Mit dem nächsten technologischen Schub, dem industriellen, entstanden zwischen Aufklärung und Postmoderne erst die Fotografie, dann das auf ihr technisch basierende Kino und schließlich das Fernsehen. Mittels gespeicherter, montierter und zum Laufen gebrachter Bilder und Töne ließen sich Raum und Zeit wie nie zuvor manipulieren und damit audiovisuell gänzlich andere Geschichten erzählen. Diese kategoriale Leistungssteigerung gegenüber dem Theater – das Potential zu einer sukzessiven Episierung audiovisueller Darstellung – verdankten Kino und Fernsehen fortgeschrittenen industriellen Aufzeichnungs-, Speicherungs-, Bearbeitungs-, Distributions- und Übertragungstechniken. Im Medium linearer Audiovisualität formten sich denn auch mit dem Spielfilm und der Fernsehserie die genuinen und dominierenden Erzählformen industrieller Kultur. Seit dem frühen 20. Jahrhunderts prägten so erst der stumme, dann der tönende Film und schließlich das Fernsehen die audiovisuelle Konstruktion von Realität und deren Wahrnehmung.

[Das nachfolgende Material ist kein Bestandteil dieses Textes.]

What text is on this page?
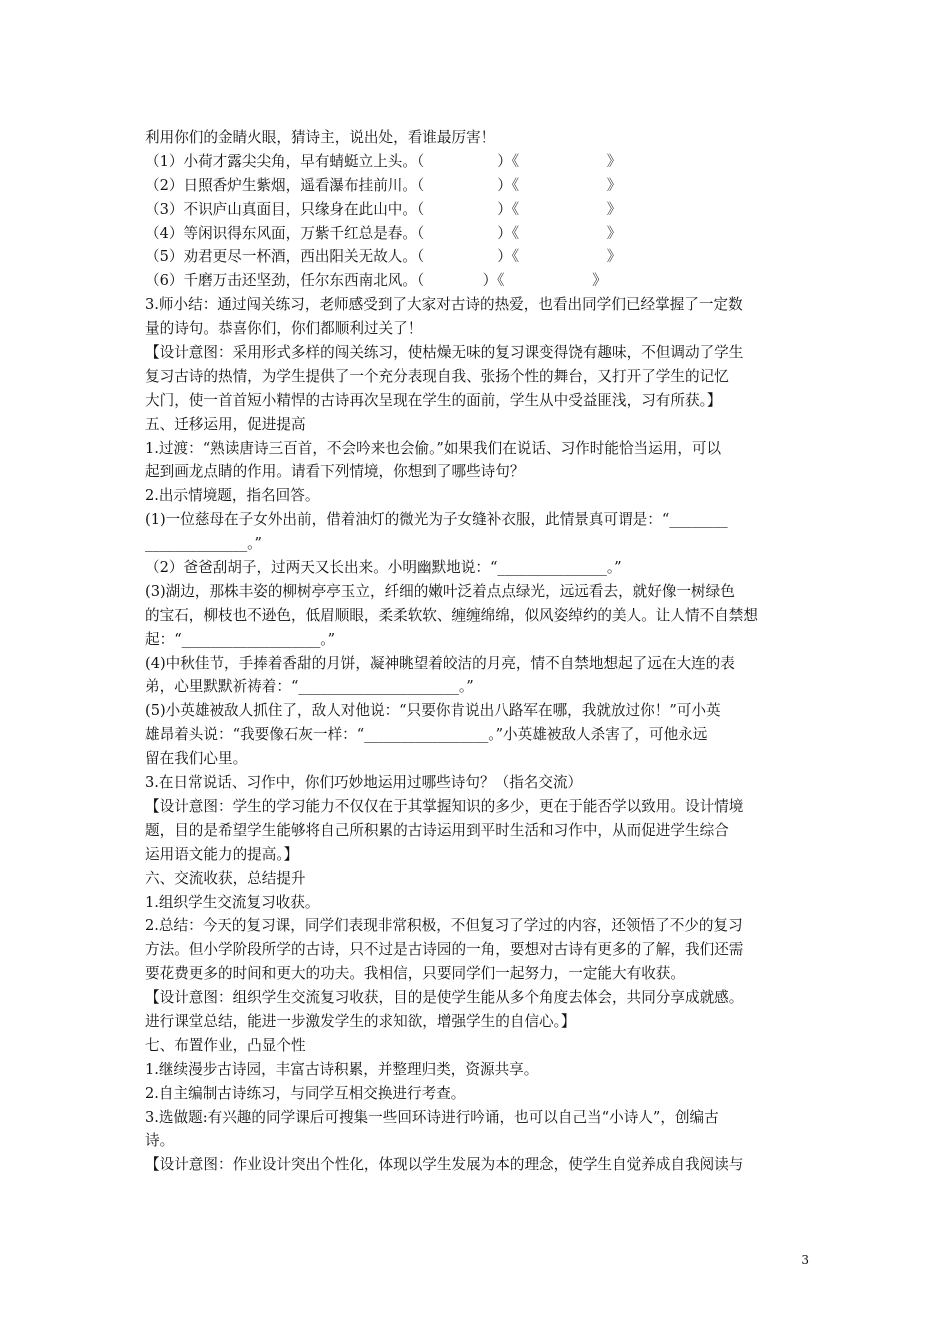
利用你们的金睛火眼，猜诗主，说出处，看谁最厉害！
（1）小荷才露尖尖角，早有蜻蜓立上头。（　　　　　）《　　　　　　》
（2）日照香炉生紫烟，遥看瀑布挂前川。（　　　　　）《　　　　　　》
（3）不识庐山真面目，只缘身在此山中。（　　　　　）《　　　　　　》
（4）等闲识得东风面，万紫千红总是春。（　　　　　）《　　　　　　》
（5）劝君更尽一杯酒，西出阳关无故人。（　　　　　）《　　　　　　》
（6）千磨万击还坚劲，任尔东西南北风。（　　　　）《　　　　　　》
3.师小结：通过闯关练习，老师感受到了大家对古诗的热爱，也看出同学们已经掌握了一定数
量的诗句。恭喜你们，你们都顺利过关了！
【设计意图：采用形式多样的闯关练习，使枯燥无味的复习课变得饶有趣味，不但调动了学生
复习古诗的热情，为学生提供了一个充分表现自我、张扬个性的舞台，又打开了学生的记忆
大门，使一首首短小精悍的古诗再次呈现在学生的面前，学生从中受益匪浅，习有所获。】
五、迁移运用，促进提高
1.过渡：“熟读唐诗三百首，不会吟来也会偷。”如果我们在说话、习作时能恰当运用，可以
起到画龙点睛的作用。请看下列情境，你想到了哪些诗句？
2.出示情境题，指名回答。
(1)一位慈母在子女外出前，借着油灯的微光为子女缝补衣服，此情景真可谓是：“________
______________。”
（2）爸爸刮胡子，过两天又长出来。小明幽默地说：“_______________。”
(3)湖边，那株丰姿的柳树亭亭玉立，纤细的嫩叶泛着点点绿光，远远看去，就好像一树绿色
的宝石，柳枝也不逊色，低眉顺眼，柔柔软软、缠缠绵绵，似风姿绰约的美人。让人情不自禁想
起：“___________________。”
(4)中秋佳节，手捧着香甜的月饼，凝神眺望着皎洁的月亮，情不自禁地想起了远在大连的表
弟，心里默默祈祷着：“______________________。”
(5)小英雄被敌人抓住了，敌人对他说：“只要你肯说出八路军在哪，我就放过你！”可小英
雄昂着头说：“我要像石灰一样：“_________________。”小英雄被敌人杀害了，可他永远
留在我们心里。
3.在日常说话、习作中，你们巧妙地运用过哪些诗句？（指名交流）
【设计意图：学生的学习能力不仅仅在于其掌握知识的多少，更在于能否学以致用。设计情境
题，目的是希望学生能够将自己所积累的古诗运用到平时生活和习作中，从而促进学生综合
运用语文能力的提高。】
六、交流收获，总结提升
1.组织学生交流复习收获。
2.总结：今天的复习课，同学们表现非常积极，不但复习了学过的内容，还领悟了不少的复习
方法。但小学阶段所学的古诗，只不过是古诗园的一角，要想对古诗有更多的了解，我们还需
要花费更多的时间和更大的功夫。我相信，只要同学们一起努力，一定能大有收获。
【设计意图：组织学生交流复习收获，目的是使学生能从多个角度去体会，共同分享成就感。
进行课堂总结，能进一步激发学生的求知欲，增强学生的自信心。】
七、布置作业，凸显个性
1.继续漫步古诗园，丰富古诗积累，并整理归类，资源共享。
2.自主编制古诗练习，与同学互相交换进行考查。
3.选做题:有兴趣的同学课后可搜集一些回环诗进行吟诵，也可以自己当“小诗人”，创编古
诗。
【设计意图：作业设计突出个性化，体现以学生发展为本的理念，使学生自觉养成自我阅读与
3
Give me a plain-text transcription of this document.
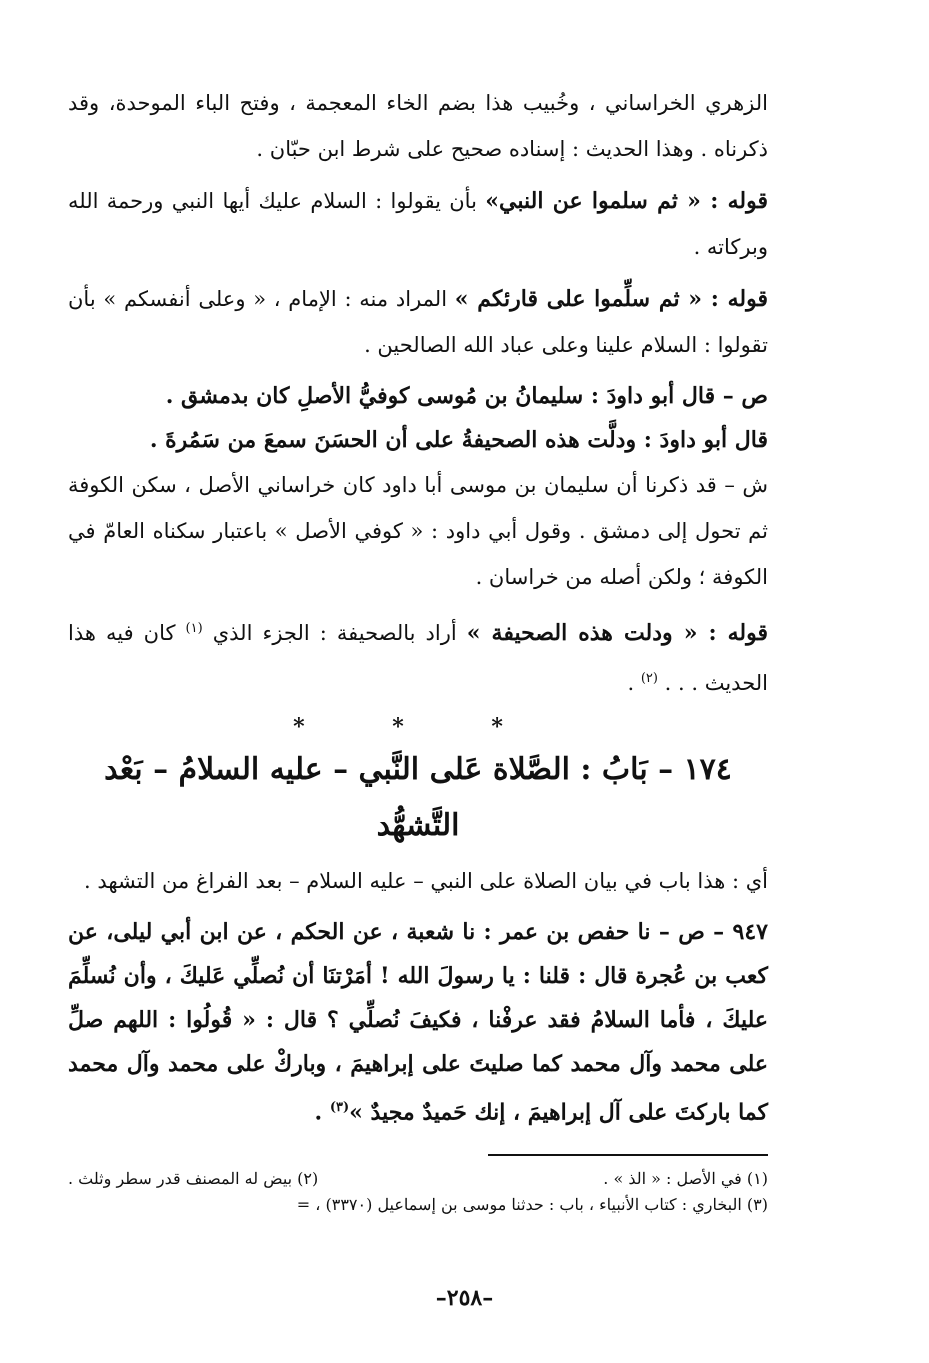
الزهري الخراساني ، وخُبيب هذا بضم الخاء المعجمة ، وفتح الباء الموحدة، وقد ذكرناه . وهذا الحديث : إسناده صحيح على شرط ابن حبّان .

قوله : « ثم سلموا عن النبي» بأن يقولوا : السلام عليك أيها النبي ورحمة الله وبركاته .

قوله : « ثم سلِّموا على قارئكم » المراد منه : الإمام ، « وعلى أنفسكم » بأن تقولوا : السلام علينا وعلى عباد الله الصالحين .

ص – قال أبو داودَ : سليمانُ بن مُوسى كوفيُّ الأصلِ كان بدمشق .

قال أبو داودَ : ودلَّت هذه الصحيفةُ على أن الحسَنَ سمعَ من سَمُرةَ .

ش – قد ذكرنا أن سليمان بن موسى أبا داود كان خراساني الأصل ، سكن الكوفة ثم تحول إلى دمشق . وقول أبي داود : « كوفي الأصل » باعتبار سكناه العامّ في الكوفة ؛ ولكن أصله من خراسان .

قوله : « ودلت هذه الصحيفة » أراد بالصحيفة : الجزء الذي $^{(١)}$ كان فيه هذا الحديث . . . $^{(٢)}$ .

* * *
١٧٤ – بَابُ : الصَّلاة عَلى النَّبي – عليه السلامُ – بَعْد التَّشهُّد

أي : هذا باب في بيان الصلاة على النبي – عليه السلام – بعد الفراغ من التشهد .

٩٤٧ – ص – نا حفص بن عمر : نا شعبة ، عن الحكم ، عن ابن أبي ليلى، عن كعب بن عُجرة قال : قلنا : يا رسولَ الله ! أمَرْتنَا أن نُصلِّي عَليكَ ، وأن نُسلِّمَ عليكَ ، فأما السلامُ فقد عرفْنا ، فكيفَ نُصلِّي ؟ قال : « قُولُوا : اللهم صلِّ على محمد وآل محمد كما صليتَ على إبراهيمَ ، وباركْ على محمد وآل محمد كما باركتَ على آل إبراهيمَ ، إنك حَميدٌ مجيدٌ »$^{(٣)}$ .

(١) في الأصل : « الذ » .
(٢) بيض له المصنف قدر سطر وثلث .
(٣) البخاري : كتاب الأنبياء ، باب : حدثنا موسى بن إسماعيل (٣٣٧٠) ، =
–٢٥٨–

Vor diesem medienhistorischen Hintergrund kann es nicht überraschen, dass sich auch mit dem aktuellen technologischen Schub, der Digitalisierung, unmittelbare mediale und ästhetische Konsequenzen verbinden. Digitale Software erlaubt, Texte wie Töne, stehende wie laufende Bilder zu generieren und aufzuzeichnen, zu speichern und zu bearbeiten, zu distribuieren und interaktiv zu nutzen. Dabei unterscheidet sich Software als Produktionsmittel und Speichermedium durch zwei einzigartige Eigenschaften von allen analogen Medien. Zum einen ist Software transmedial. In ihr unifiziert sich die analoge Vielfalt spezifischer Medien und Werkzeuge – Papier und Schreibmaschine, Zelluloid, Kamera und Schneideraum, Vinyl, Magnetband, Mikrofon und Mischpult etc. – im Universalmedium gespeicherter Bits und der Softwareprogramme, mit denen sie sich bearbeiten lassen. Zum zweiten verfügt das digitale Transmedium über eine ›Flüssigkeit‹, die in Verbindung mit Feedback-Systemen weitgehend den Zeitpfeil aufhebt, der analoge Medialität charakterisiert.8 In dieser Qualität liegt die prinzipielle Interaktivität des Transmediums Software beschlossen.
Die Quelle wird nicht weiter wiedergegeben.